Friday, February 13, 2015

Marshall Rosenbaum

A great peace builder passed away last week. Very few people even knew, and at least by birth, he was one of Detroit's own. Marshall Rosenberg went from teacher to interfaith theologian to pioneer conflict transformation with "Nonviolent Communication."
If you seek conflict resolution beyond transactional (tit for tat) and domineering (I'm right, you're wrong/I win) relationships, he was a living practitioner through all his actions.
How? By simply addressing what people fundamentally need, figuring out how to make it happen together, and acknowledging how we use language and our ways of teaching often rely on punishment and coercion.
Marshall diffused tribal disagreements and got people to see each other as humans, building understanding between Palestinians and the US, or in physically exercising active nonviolence by restraining an attacker without causing harm. I've only witnessed his work through video and story. I also still have a hard time getting over the fact that he uses puppets in his presentations. That said, I have a lot of respect for someone who vocally makes a conscientious effort to take time to help people understand basic needs, feelings, and openly admits to at one time being willing to say "do it my way, or I'll kick your ass."
  • (S.H.) When you do things right, people won't be sure you've done anything at all.

  • (P.S.) Because doing the right thing is a fragment in the pool of corruption that plagues the fields of ever society's institutions.
  • (I.T.) S.H., that's when you do things right in small steps without involving people in taking them. If part of doing it right necessitates the participation and inclusion of others, they can look back to the journey as much a part of their own as it is a part of something bigger than themselves.


  • I'm willing to believe the process of making started from putting together fragments or formerly scattered pieces. They could be fragments of your imagination, or cooking ingredients throughout a kitchen which came from different parts of a grocery store, which came from different parts of the world.

    Except the fragments you work with when doing the right thing don't break when genuinely curious, deeply educated, and empowered people genuinely engage them.
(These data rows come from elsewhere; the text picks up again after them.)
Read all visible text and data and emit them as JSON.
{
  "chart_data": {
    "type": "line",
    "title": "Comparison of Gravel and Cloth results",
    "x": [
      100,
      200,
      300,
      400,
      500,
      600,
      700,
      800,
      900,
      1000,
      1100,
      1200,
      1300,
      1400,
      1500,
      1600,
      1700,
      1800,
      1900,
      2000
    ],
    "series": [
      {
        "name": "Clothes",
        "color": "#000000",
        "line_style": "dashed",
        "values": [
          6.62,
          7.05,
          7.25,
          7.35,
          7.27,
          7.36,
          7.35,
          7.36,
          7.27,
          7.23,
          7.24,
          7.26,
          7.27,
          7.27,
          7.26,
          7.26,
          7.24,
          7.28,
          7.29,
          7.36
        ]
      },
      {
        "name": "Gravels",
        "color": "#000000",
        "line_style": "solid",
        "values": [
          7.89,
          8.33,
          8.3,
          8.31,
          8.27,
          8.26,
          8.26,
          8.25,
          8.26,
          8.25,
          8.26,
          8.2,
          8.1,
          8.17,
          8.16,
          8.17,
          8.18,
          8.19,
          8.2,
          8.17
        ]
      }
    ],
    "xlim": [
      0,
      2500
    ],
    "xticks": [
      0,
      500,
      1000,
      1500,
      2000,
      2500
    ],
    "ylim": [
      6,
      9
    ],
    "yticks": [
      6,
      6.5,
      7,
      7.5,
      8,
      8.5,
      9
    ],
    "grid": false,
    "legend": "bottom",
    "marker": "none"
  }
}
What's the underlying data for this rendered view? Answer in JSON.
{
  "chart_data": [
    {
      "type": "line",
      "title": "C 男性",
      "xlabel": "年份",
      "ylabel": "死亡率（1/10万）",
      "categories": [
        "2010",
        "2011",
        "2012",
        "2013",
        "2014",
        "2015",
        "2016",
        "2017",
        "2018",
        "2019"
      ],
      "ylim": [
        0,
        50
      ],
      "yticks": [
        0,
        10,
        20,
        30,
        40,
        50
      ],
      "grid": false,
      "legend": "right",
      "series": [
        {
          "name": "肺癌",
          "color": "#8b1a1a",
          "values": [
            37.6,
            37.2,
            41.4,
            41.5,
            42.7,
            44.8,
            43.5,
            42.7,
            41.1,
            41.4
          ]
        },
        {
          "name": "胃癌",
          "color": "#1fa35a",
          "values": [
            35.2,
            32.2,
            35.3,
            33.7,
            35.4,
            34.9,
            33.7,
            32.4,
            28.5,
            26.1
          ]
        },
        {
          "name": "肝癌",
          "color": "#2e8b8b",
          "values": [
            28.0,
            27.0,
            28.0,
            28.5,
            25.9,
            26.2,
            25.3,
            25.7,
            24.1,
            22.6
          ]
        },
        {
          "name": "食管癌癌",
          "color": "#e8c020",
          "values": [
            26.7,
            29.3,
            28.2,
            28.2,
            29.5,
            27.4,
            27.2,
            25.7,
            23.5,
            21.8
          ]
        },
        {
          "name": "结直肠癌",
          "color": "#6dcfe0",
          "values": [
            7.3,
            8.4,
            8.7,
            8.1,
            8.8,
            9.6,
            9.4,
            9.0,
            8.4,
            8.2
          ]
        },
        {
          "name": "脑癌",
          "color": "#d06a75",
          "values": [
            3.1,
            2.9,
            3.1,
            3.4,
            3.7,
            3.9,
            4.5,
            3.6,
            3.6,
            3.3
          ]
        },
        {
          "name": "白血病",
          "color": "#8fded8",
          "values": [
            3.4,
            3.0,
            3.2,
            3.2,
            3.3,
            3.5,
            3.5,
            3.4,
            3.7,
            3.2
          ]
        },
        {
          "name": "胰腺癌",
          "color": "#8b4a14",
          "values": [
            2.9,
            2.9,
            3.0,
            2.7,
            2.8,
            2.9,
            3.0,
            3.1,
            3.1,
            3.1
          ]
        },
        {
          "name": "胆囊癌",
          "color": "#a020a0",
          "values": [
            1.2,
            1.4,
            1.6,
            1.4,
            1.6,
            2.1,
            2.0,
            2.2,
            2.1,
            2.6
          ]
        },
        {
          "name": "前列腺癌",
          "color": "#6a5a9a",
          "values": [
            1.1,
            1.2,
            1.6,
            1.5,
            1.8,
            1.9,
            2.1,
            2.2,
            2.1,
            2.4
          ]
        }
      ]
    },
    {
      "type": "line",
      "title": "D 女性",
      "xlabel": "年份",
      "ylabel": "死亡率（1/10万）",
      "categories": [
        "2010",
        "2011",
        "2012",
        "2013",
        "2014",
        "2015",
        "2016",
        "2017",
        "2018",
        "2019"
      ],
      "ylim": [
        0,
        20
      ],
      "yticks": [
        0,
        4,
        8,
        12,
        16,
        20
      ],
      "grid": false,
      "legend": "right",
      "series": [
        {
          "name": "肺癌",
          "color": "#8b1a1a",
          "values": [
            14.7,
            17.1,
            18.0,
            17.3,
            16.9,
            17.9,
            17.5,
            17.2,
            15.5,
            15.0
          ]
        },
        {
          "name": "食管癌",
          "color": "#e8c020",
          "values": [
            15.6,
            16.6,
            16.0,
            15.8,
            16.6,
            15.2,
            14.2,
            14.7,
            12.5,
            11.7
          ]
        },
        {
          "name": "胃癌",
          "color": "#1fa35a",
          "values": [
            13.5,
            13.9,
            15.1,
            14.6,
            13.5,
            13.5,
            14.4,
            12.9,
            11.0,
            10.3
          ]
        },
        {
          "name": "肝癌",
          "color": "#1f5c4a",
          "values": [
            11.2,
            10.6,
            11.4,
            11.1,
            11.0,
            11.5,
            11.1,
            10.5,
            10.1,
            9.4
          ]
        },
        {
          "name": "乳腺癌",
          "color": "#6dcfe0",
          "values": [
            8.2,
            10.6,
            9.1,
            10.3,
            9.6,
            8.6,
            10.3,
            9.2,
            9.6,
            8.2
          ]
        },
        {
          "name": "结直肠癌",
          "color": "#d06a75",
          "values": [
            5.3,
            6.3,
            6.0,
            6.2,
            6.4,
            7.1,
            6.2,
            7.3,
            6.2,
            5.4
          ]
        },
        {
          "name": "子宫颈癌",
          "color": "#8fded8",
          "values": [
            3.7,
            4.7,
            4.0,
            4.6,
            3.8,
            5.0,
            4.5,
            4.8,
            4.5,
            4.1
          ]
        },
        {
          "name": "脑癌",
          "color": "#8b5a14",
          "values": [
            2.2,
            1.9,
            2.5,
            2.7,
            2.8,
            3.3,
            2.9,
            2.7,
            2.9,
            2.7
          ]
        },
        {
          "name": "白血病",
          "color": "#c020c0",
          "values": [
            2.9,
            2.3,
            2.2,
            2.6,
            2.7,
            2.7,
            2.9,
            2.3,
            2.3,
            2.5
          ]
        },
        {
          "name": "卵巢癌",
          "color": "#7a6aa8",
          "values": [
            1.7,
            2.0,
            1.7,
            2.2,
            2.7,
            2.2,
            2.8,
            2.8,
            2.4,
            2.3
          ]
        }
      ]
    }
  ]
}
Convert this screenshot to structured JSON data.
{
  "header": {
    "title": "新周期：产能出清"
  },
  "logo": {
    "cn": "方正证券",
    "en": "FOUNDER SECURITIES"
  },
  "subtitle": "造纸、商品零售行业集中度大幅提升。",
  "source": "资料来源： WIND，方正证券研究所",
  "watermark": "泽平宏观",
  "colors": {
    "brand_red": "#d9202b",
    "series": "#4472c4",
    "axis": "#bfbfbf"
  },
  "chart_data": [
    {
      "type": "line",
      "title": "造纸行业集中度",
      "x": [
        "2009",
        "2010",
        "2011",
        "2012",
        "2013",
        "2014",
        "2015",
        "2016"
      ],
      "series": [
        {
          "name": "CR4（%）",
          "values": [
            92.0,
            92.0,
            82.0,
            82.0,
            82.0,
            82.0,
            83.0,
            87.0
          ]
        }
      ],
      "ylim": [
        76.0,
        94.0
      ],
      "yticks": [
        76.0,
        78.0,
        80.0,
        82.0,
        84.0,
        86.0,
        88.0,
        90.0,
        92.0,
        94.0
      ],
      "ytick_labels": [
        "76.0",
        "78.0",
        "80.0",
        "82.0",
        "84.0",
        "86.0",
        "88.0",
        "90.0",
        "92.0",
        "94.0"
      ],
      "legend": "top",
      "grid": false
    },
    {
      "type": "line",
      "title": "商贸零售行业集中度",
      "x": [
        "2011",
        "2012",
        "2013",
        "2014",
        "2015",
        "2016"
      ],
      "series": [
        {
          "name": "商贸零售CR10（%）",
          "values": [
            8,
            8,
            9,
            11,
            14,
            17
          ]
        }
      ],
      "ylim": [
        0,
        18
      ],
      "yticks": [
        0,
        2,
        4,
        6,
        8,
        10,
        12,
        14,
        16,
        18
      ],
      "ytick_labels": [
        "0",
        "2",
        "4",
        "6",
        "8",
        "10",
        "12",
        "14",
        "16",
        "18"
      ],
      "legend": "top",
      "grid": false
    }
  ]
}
Even if it's a meal or other fleeting creation, people can and will speak about their memory of nourishment for years to come. If people are empowered to make doing the right thing a clear, practical, and compelling alternative, it wins and people stop putting up with crap.

    That's a legacy in itself that won't get washed away in the cesspool. You just need to know where to find and how to make those little miracles happen.